Saturday, November 28, 2015

I Want My Next Pregnancy To Be Just Like the Movies

When I have a third baby--which God willing will be NEVER--I want it to be just like the movies. 

I want to present my pregnancy test in a little wrapped box to my 6"3, 170 lb husband with a full head of shaggy brown hair, and watch as he opens it, the joy slowly registering on his face as he leaps to embrace me. None of this sitting on the toilet, staring at a stick in disbelief, asking myself how this happened, and picturing another wailing infant and a year of punishing, Guantanamo Bay CIA interrogation-torture tactic level sleeplessness. No instantly thinking of this pregnancy as a metaphor for Candy Land, where you draw that Grandma Nut card that sends you all the way back to the beginning of the board right when you're almost at the Candy Castle.

Of course, we will fast forward through that whole first part where I'm puking and want to eat nothing but green olives and chocolate almond milk. Those 14 weeks where people keep staring, wondering if I'm just getting really fat all of a sudden, will go by in a flash.

Because you never see that part.

Nope. I'll skip right to the part where I'm painting a gigantic nursery a soft shade of gender-neutral yellow (since in the movies, no one ever gets that chromosomal test where they know the baby's sex while it's still indistinguishable from a tadpole, because they're a zillion years old and could be carrying Rosemary's Devil Baby and kinda want to know it). No, in the movies they're always SURPRISED! 

I want to stand on a step stool with my hair in a bandanna and have my gorgeous husband come up and embrace me from behind. Then we dissolve into a fit of giggles and begin painting each other's noses with stray brushes.

When the baby finally comes, there will be no scheduled C-section and arranging for child care of my other spawn. No sirree Bob. There will be a dramatic and feminine gasp, as I turn (again to my hottie husband), clutch my abdomen, and say "Honey! I think it's time!" 

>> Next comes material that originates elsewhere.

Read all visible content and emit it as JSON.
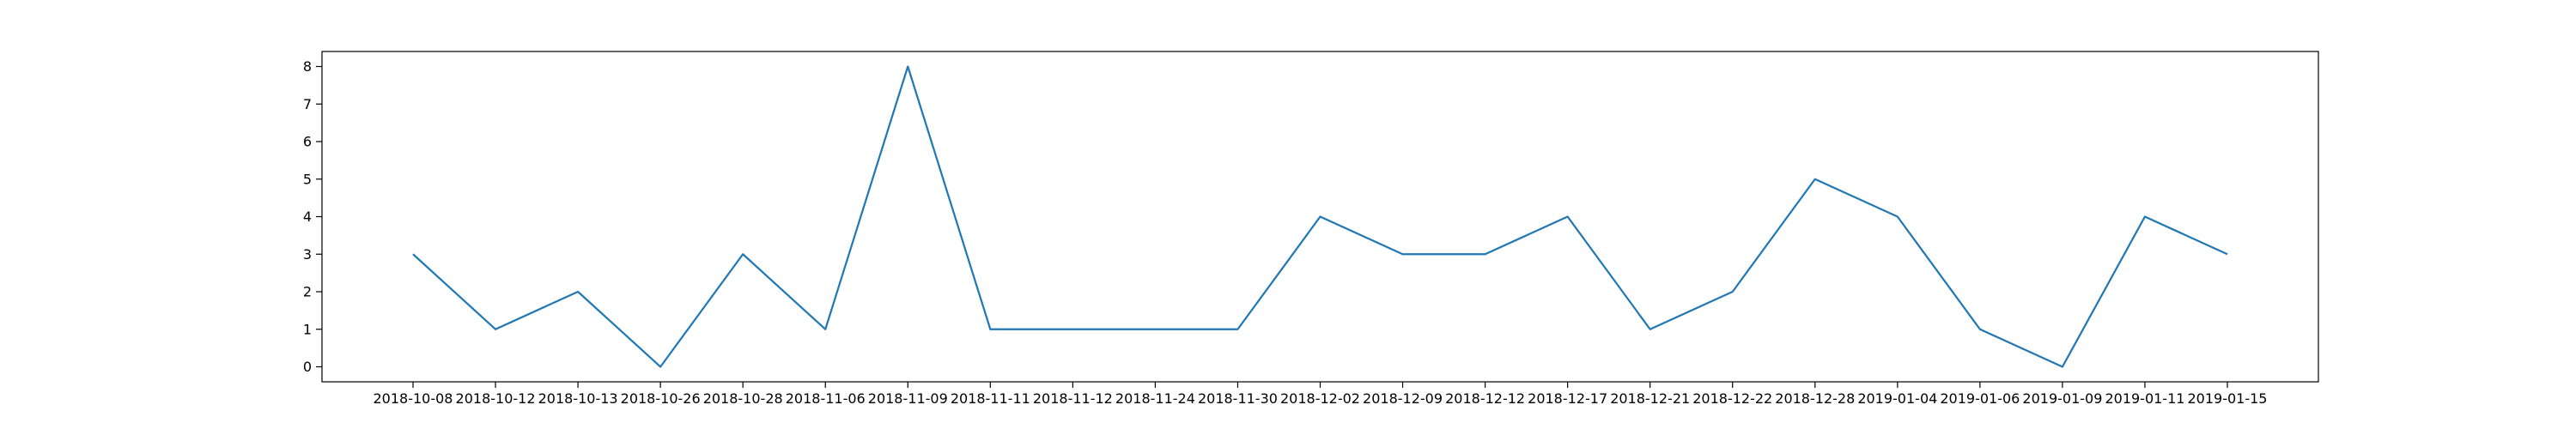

And he will rush around frantically gathering our belongings as we head for the hospital.

Then I will fast forward to exactly ten seconds of screaming while I clutch his hand and a nurse's hand, and at second number 9.5, the nurse will hand me a seven month-old infant, someone will announce triumphantly that it's a boy/girl, and place it completely free of blood and gore on my crispy light blue hospital gown as I weep with joy and my husband brushes a tendril of damp hair away from my forehead.

Cut to me sitting up in the hospital bed cradling the aforementioned sleeping seven month-old infant looking like I was never pregnant a day in my life.

Yep. That's what my next pregnancy will be like. Just like the movies.